Author: Ellen Birnbaum
Publisher: BRILL
Published: 2020-09-07
Total Pages: 516
ISBN-13: 9004423648
DOWNLOAD EBOOKIn this new English translation and commentary of Philo’s On the Life of Abraham Ellen Birnbaum and John Dillon show how and why this unique biography displays Philo’s philosophical, exegetical, and literary genius at its best.

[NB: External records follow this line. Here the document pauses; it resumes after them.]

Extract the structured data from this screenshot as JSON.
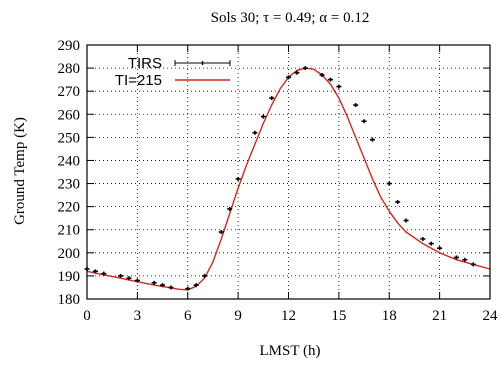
{
  "chart_data": {
    "type": "line",
    "title": "Sols 30; τ = 0.49; α = 0.12",
    "xlabel": "LMST (h)",
    "ylabel": "Ground Temp (K)",
    "xlim": [
      0,
      24
    ],
    "ylim": [
      180,
      290
    ],
    "xticks": [
      0,
      3,
      6,
      9,
      12,
      15,
      18,
      21,
      24
    ],
    "yticks": [
      180,
      190,
      200,
      210,
      220,
      230,
      240,
      250,
      260,
      270,
      280,
      290
    ],
    "grid": true,
    "legend_position": "top-left",
    "legend": [
      {
        "label": "TIRS",
        "style": "points-with-errorbars",
        "color": "#000000"
      },
      {
        "label": "TI=215",
        "style": "line",
        "color": "#d9261c"
      }
    ],
    "series": [
      {
        "name": "TIRS",
        "type": "scatter",
        "color": "#000000",
        "x": [
          0.0,
          0.5,
          1.0,
          2.0,
          2.5,
          3.0,
          4.0,
          4.5,
          5.0,
          6.0,
          6.5,
          7.0,
          8.0,
          8.5,
          9.0,
          10.0,
          10.5,
          11.0,
          12.0,
          12.5,
          13.0,
          14.0,
          14.5,
          15.0,
          16.0,
          16.5,
          17.0,
          18.0,
          18.5,
          19.0,
          20.0,
          20.5,
          21.0,
          22.0,
          22.5,
          23.0
        ],
        "y": [
          193,
          192,
          191,
          190,
          189,
          188,
          187,
          186,
          185,
          184.5,
          186,
          190,
          209,
          219,
          232,
          252,
          259,
          267,
          276,
          278,
          280,
          277,
          275,
          272,
          264,
          257,
          249,
          230,
          222,
          214,
          206,
          204,
          202,
          198,
          197,
          195
        ]
      },
      {
        "name": "TI=215",
        "type": "line",
        "color": "#d9261c",
        "x": [
          0,
          1,
          2,
          3,
          4,
          5,
          5.5,
          6,
          6.5,
          7,
          7.5,
          8,
          8.5,
          9,
          9.5,
          10,
          10.5,
          11,
          11.5,
          12,
          12.5,
          13,
          13.5,
          14,
          14.5,
          15,
          15.5,
          16,
          16.5,
          17,
          17.5,
          18,
          18.5,
          19,
          20,
          21,
          22,
          23,
          24
        ],
        "y": [
          192,
          190.5,
          189,
          187.5,
          186,
          184.8,
          184.2,
          184,
          185.5,
          189,
          196,
          206,
          217,
          228,
          238,
          247,
          256,
          264,
          271,
          276,
          279,
          280,
          279.5,
          277,
          273,
          267,
          259,
          250,
          241,
          232,
          224,
          218,
          213,
          209,
          204,
          200,
          197,
          195,
          193
        ]
      }
    ]
  }
}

Author: George Herbert Box
Publisher:
Published: 1918
Total Pages: 176
ISBN-13:
DOWNLOAD EBOOKAuthor: Geoffrey W. Dennis
Publisher: Llewellyn Worldwide
Published: 2007
Total Pages: 337
ISBN-13: 0738709050
DOWNLOAD EBOOKHow are alchemy, astrology, magic, and numerology related to Jewish mysticism? The fabulous, miraculous, and mysterious are all explored in this comprehensive reference to Jewish esotericism-the first of its kind! From amulets and angels to the zodiac and zombies, the "Encyclopedia of Jewish Myth, Magic and Mysticism" features over one thousand alphabetical entries. Rabbi Geoffrey W. Dennis offers a much-needed culmination of Jewish occult teachings that includes significant stories, mythical figures, practices, and ritual objects. Spanning the Bible, the Midrash, Kabbalah, and other mystical branches of Judaism, this well-researched text is meant to trigger insight, spark inspiration, and illuminate one of the oldest esoteric traditions still alive today.